Two reports show continued growth of digital print

PODI’s report found that digital volumes increased slightly in the Australian market last year, largely driven by a 55% boost in colour volumes.

The study found that Australian production digital printers produced 13.8 billion A4-equivalent prints in 2009, a marginal increase of 1% from 13.6 billion in 2008.

Monochrome volumes actually declined 9% to 10.4 billion pages in 2009, but the total result was propped up by a 55% increase in colour volumes to 3.4 billion pages.

As a result of this trend, the proportion of colour output moved from 16% to 25% of all digital pages. Because of the higher value of colour prints, the report estimates that the revenue from production digital printing increased 20%.

The PODI study was based on data from digital vendors such as Canon, Fuji Xerox, HP, Konica Minolta, Océ and Ricoh.

Meanwhile, a report from Canon has claimed that 58% of digital print providers increased their profit/revenue in 2009, as opposed to just over 31% of non-digital providers.

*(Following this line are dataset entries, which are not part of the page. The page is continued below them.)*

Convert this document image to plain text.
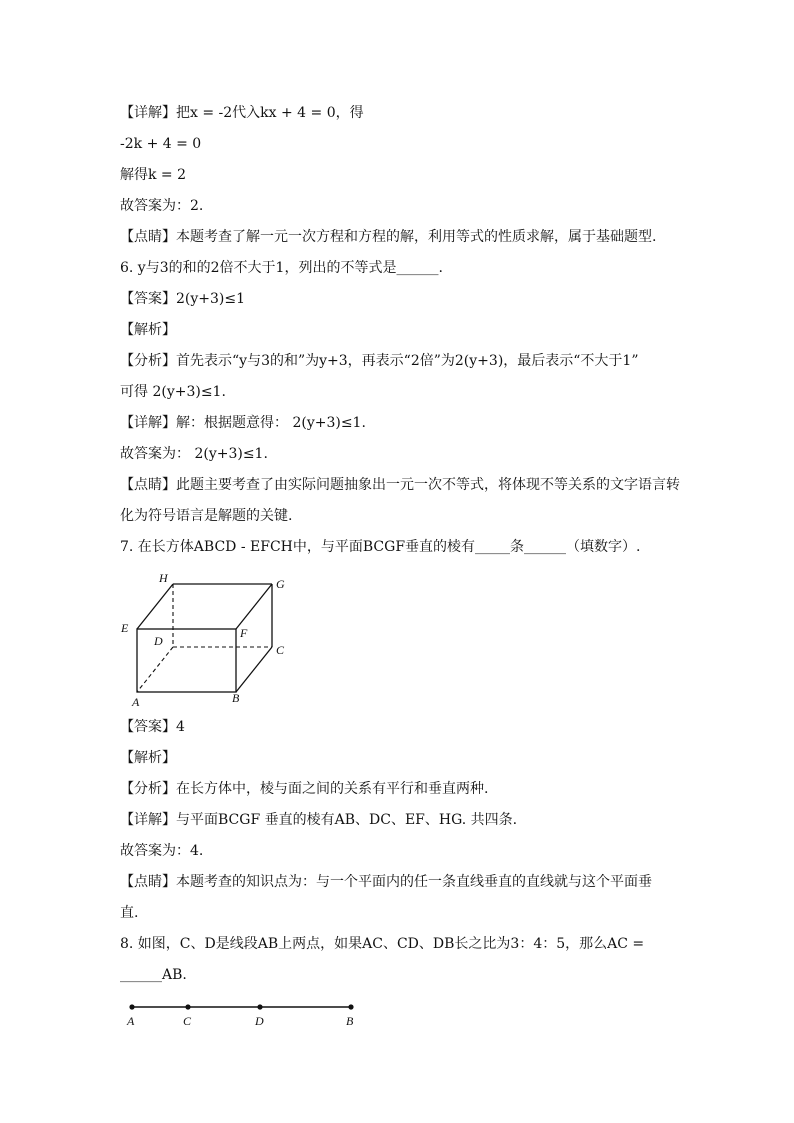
【详解】把x = -2代入kx + 4 = 0，得
-2k + 4 = 0
解得k = 2
故答案为：2.
【点睛】本题考查了解一元一次方程和方程的解，利用等式的性质求解，属于基础题型.
6. y与3的和的2倍不大于1，列出的不等式是______.
【答案】2(y+3)≤1
【解析】
【分析】首先表示“y与3的和”为y+3，再表示“2倍”为2(y+3)，最后表示“不大于1”
可得 2(y+3)≤1.
【详解】解：根据题意得： 2(y+3)≤1.
故答案为： 2(y+3)≤1.
【点睛】此题主要考查了由实际问题抽象出一元一次不等式，将体现不等关系的文字语言转
化为符号语言是解题的关键.
7. 在长方体ABCD - EFCH中，与平面BCGF垂直的棱有_____条______（填数字）.
H	G
E
D
F
C
A	B
【答案】4
【解析】
【分析】在长方体中，棱与面之间的关系有平行和垂直两种.
【详解】与平面BCGF 垂直的棱有AB、DC、EF、HG. 共四条.
故答案为：4.
【点睛】本题考查的知识点为：与一个平面内的任一条直线垂直的直线就与这个平面垂
直.
8. 如图，C、D是线段AB上两点，如果AC、CD、DB长之比为3：4：5，那么AC =
______AB.
A	C	D	B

The study, based on a survey of 840 printers across the world and conducted by ProPrint columnist Frank Romano, also claimed that 26% of printers who did well during the downturn had invested in both digital and offset lithographic.

It also found that 10% of profitable printers reduced staff at the end of 2008 and the start of 2009.

Mark Harvey (pictured), general manager production printing systems at Canon Australia, said: “With more print customers cutting back print runs, the research showed some service providers attempted to use their offset lithographic presses to meet these needs but many found their legacy presses inadequate for the task. As a result, those providers who had invested in digital printing benefitted.

“The global market has been contracting since the 1990s and the global financial crisis simply compounded what was already a negative trend. Despite this, the global contraction rate is slowing as it becomes clear which products will continue to grow and which will not.”